Heller has been considered one of the leading thinkers of the last half-century and has gained notoriety for his texts on everyday life as social phenomena. He was born on May 12, 1929 in Budapest, in a Jewish family persecuted during World War II.
Several members of her family died in the Holocaust while she was rescued from her deportation to the extermination camps. His father was deported with 450,000 Hungarian Jews after helping other Jews emigrate.
After the war, Heller began studying physics and chemistry in Budapest, but changed his basic science into philosophy when he met György Lukács. He became his disciple and his collaborator by joining the Communist Party. She obtained her doctorate in 1968 and emigrated to Australia in 1977. Later, in 1986, she moved to the United States, where she taught philosophy at the New School for Social Research in New York.

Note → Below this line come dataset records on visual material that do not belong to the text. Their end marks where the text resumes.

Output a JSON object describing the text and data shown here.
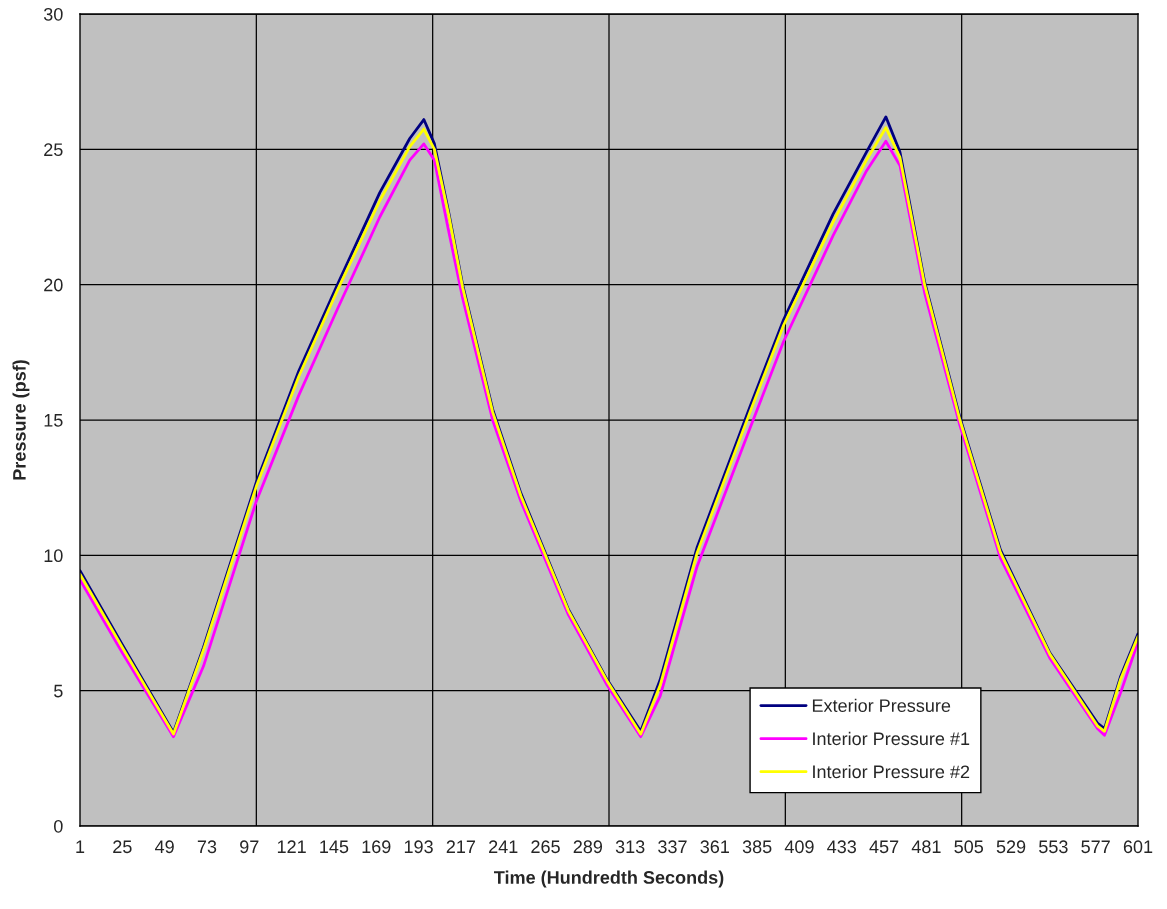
{
  "chart_data": {
    "type": "line",
    "xlabel": "Time (Hundredth Seconds)",
    "ylabel": "Pressure (psf)",
    "x": [
      1,
      25,
      54,
      71,
      101,
      125,
      147,
      171,
      188,
      196,
      202,
      210,
      218,
      235,
      251,
      278,
      300,
      319,
      330,
      351,
      381,
      400,
      428,
      447,
      458,
      466,
      480,
      500,
      523,
      551,
      578,
      582,
      591,
      601
    ],
    "xlim": [
      1,
      601
    ],
    "xticks": [
      1,
      25,
      49,
      73,
      97,
      {
        "value": 101,
        "label": null
      },
      121,
      145,
      169,
      193,
      {
        "value": 201,
        "label": null
      },
      217,
      241,
      265,
      289,
      {
        "value": 301,
        "label": null
      },
      313,
      337,
      361,
      385,
      {
        "value": 401,
        "label": null
      },
      409,
      433,
      457,
      481,
      {
        "value": 501,
        "label": null
      },
      505,
      529,
      553,
      577,
      601
    ],
    "ylim": [
      0,
      30
    ],
    "yticks": [
      0,
      5,
      10,
      15,
      20,
      25,
      30
    ],
    "grid": true,
    "legend": "bottom right",
    "line_style": "solid",
    "marker": "none",
    "series": [
      {
        "name": "Exterior Pressure",
        "color": "#000080",
        "values": [
          9.43,
          6.7,
          3.46,
          6.6,
          12.7,
          16.8,
          20.0,
          23.4,
          25.4,
          26.1,
          25.2,
          22.7,
          20.0,
          15.4,
          12.3,
          8.0,
          5.4,
          3.5,
          5.4,
          10.3,
          15.5,
          18.7,
          22.6,
          24.9,
          26.2,
          24.9,
          20.1,
          15.1,
          10.2,
          6.4,
          3.8,
          3.6,
          5.5,
          7.1
        ]
      },
      {
        "name": "Interior Pressure #1",
        "color": "#ff00ff",
        "values": [
          9.1,
          6.4,
          3.3,
          5.9,
          12.0,
          15.9,
          19.1,
          22.5,
          24.6,
          25.2,
          24.6,
          22.0,
          19.5,
          15.0,
          12.0,
          7.8,
          5.2,
          3.3,
          4.8,
          9.6,
          14.7,
          17.9,
          21.8,
          24.2,
          25.3,
          24.4,
          19.7,
          14.8,
          9.9,
          6.2,
          3.6,
          3.35,
          4.9,
          6.8
        ]
      },
      {
        "name": "Interior Pressure #2",
        "color": "#ffff00",
        "values": [
          9.3,
          6.6,
          3.4,
          6.5,
          12.55,
          16.6,
          19.8,
          23.1,
          25.1,
          25.75,
          25.0,
          22.6,
          19.9,
          15.3,
          12.2,
          7.95,
          5.35,
          3.4,
          5.2,
          10.1,
          15.3,
          18.5,
          22.3,
          24.6,
          25.8,
          24.7,
          20.0,
          15.0,
          10.1,
          6.35,
          3.7,
          3.5,
          5.4,
          7.0
        ]
      }
    ]
  }
}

He has also taught at universities in other cities, such as Berlin, San Pablo, Turin and Vienna. In October 2017, he went to Buenos Aires and received the honorary doctorate from the National University of Tres de Febrero, in addition to giving a series of lectures. Then she was interviewed by
PageI12.
Among his books stand out The man of rebirth (1963) Hypothesis for a Marxist theory of values (1974) Needs theory at Marx (1978) A philosophy of history in fragments (1999) and The sociology of everyday life (2002).